Nestes termos, lembrou-se de dar um golpe desusado, e próprio de romance: ir entender-se com o rival.

O caso era difícil; era necessário muito tino para não cair no ridículo. Convinha, porém, deslindar a dificuldade e fugir ao prolongamento de uma situação insuportável para os dois êmulos.

Apenas assentou nisto foi Alberto procurar Coutinho. Achou-o em casa. Como se conheciam da casa do comendador era-lhes fácil disfarçar algum tanto a situação singular em que se achavam um para com o outro.

Coutinho, além disso, posto parecesse impetuoso nos seus afetos - era-o ao menos nas suas cartas -, tinha hábitos de sociedade e sabia dissimular perfeitamente.

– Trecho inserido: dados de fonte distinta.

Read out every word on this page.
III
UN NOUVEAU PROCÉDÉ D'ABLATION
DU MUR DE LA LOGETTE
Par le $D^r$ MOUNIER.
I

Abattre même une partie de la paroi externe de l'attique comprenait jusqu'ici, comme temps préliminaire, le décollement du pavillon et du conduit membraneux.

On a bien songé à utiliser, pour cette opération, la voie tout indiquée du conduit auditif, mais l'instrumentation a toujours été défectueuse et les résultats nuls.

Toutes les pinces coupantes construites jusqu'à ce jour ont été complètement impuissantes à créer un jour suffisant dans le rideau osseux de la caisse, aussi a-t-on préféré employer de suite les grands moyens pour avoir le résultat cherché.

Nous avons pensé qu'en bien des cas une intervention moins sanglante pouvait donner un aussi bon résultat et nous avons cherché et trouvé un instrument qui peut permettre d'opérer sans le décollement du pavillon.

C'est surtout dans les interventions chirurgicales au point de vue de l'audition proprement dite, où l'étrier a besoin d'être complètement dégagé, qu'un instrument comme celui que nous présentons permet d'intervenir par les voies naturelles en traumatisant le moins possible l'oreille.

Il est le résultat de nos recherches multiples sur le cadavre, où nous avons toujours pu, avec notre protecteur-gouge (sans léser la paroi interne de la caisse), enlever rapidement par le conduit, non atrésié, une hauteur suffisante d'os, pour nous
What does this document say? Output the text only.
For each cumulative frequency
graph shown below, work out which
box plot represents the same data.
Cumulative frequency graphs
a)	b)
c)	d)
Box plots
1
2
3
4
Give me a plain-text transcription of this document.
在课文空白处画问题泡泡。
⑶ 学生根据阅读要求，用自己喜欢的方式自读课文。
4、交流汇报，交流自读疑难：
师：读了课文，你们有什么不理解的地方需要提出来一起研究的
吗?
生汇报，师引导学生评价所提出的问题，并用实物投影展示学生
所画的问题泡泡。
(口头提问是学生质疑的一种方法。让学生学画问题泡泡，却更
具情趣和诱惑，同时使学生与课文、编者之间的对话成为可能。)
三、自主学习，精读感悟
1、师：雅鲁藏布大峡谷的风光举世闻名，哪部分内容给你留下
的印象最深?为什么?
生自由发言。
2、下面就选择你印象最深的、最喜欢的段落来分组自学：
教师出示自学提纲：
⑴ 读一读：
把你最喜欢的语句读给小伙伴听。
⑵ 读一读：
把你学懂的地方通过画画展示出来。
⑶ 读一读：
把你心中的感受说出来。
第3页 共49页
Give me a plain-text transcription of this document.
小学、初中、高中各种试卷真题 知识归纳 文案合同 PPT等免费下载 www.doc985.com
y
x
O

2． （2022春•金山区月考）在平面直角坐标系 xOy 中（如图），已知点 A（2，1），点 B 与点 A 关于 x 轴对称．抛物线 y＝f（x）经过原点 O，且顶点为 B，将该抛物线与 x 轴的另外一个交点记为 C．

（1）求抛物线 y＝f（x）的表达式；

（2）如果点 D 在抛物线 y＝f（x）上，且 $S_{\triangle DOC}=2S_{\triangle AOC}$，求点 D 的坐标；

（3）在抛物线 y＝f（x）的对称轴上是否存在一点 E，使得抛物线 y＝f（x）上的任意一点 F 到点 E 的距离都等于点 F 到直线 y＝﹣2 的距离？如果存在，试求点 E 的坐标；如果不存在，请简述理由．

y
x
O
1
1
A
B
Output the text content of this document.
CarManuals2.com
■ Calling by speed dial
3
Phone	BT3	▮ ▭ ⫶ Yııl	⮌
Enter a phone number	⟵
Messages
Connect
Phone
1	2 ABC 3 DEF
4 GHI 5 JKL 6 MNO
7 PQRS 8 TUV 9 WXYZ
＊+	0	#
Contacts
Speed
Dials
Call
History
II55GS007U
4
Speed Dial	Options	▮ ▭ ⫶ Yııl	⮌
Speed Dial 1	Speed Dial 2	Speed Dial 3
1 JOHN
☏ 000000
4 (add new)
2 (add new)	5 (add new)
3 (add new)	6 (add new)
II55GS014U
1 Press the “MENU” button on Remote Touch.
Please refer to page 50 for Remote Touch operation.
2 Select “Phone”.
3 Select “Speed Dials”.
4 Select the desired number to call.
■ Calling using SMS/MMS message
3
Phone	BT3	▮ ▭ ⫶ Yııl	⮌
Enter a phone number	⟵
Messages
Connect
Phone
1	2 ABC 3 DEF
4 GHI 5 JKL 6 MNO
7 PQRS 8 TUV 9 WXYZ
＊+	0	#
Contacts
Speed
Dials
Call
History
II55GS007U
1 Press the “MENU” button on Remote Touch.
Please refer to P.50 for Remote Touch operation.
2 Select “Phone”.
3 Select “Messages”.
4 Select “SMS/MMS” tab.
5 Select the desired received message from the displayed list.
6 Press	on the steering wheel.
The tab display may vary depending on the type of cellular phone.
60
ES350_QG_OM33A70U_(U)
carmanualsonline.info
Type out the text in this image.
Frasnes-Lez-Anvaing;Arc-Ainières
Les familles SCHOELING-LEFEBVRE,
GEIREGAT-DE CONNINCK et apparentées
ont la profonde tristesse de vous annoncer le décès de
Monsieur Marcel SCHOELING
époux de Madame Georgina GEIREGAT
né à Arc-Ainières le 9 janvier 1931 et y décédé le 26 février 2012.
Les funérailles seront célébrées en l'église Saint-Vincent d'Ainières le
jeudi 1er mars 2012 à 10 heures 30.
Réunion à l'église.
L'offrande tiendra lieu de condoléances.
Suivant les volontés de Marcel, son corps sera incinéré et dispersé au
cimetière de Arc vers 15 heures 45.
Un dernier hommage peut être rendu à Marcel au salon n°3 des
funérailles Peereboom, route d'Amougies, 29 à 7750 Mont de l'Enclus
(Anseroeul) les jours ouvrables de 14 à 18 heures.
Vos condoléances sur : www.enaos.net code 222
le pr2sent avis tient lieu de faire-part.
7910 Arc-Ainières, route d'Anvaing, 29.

As primeiras palavras foram indiferentes; Coutinho compreendeu, porém, que algum motivo trazia Alberto à casa dele, e esse motivo não podia deixar de ser a pessoa e a mão de Luísa.

"Quererá que eu lhe ceda as minhas vantagens mediante alguma partícula do dote?", dizia ele.

Pela sua parte Alberto também reflexionava:

"Por onde chegarei ao terrível assunto? O sujeito não me parece de boa avença. Vamos, coragem!"

E de repente, quando o Coutinho menos esperava, dispara-lhe em cheio esta pergunta:

- O senhor ama D. Luísa?

Coutinho estremeceu com a pergunta, posto houvesse percebido que a namorada era o assunto exclusivo da visita. Durante alguns minutos não soube que responder.

Alberto repetiu a pergunta.

Coutinho tirou charutos da algibeira, ofereceu a Alberto, que o não aceitou, e enquanto se preparava para acender outro, respondeu à pergunta com outra pergunta:

- E o senhor também a ama?

- Por que o hei de negar se o senhor o sabe, e por que o negará o senhor se eu o sei? - respondeu Alberto.

- Nesse caso - redarguiu Coutinho com finura -, não foi para dizermos um ao outro aquilo que ambos sabemos que o senhor cá veio.

- Não.

- Queira falar.

- Agora aceito o seu charuto - disse amigavelmente Alberto.

Acendeu o charuto e começou a falar.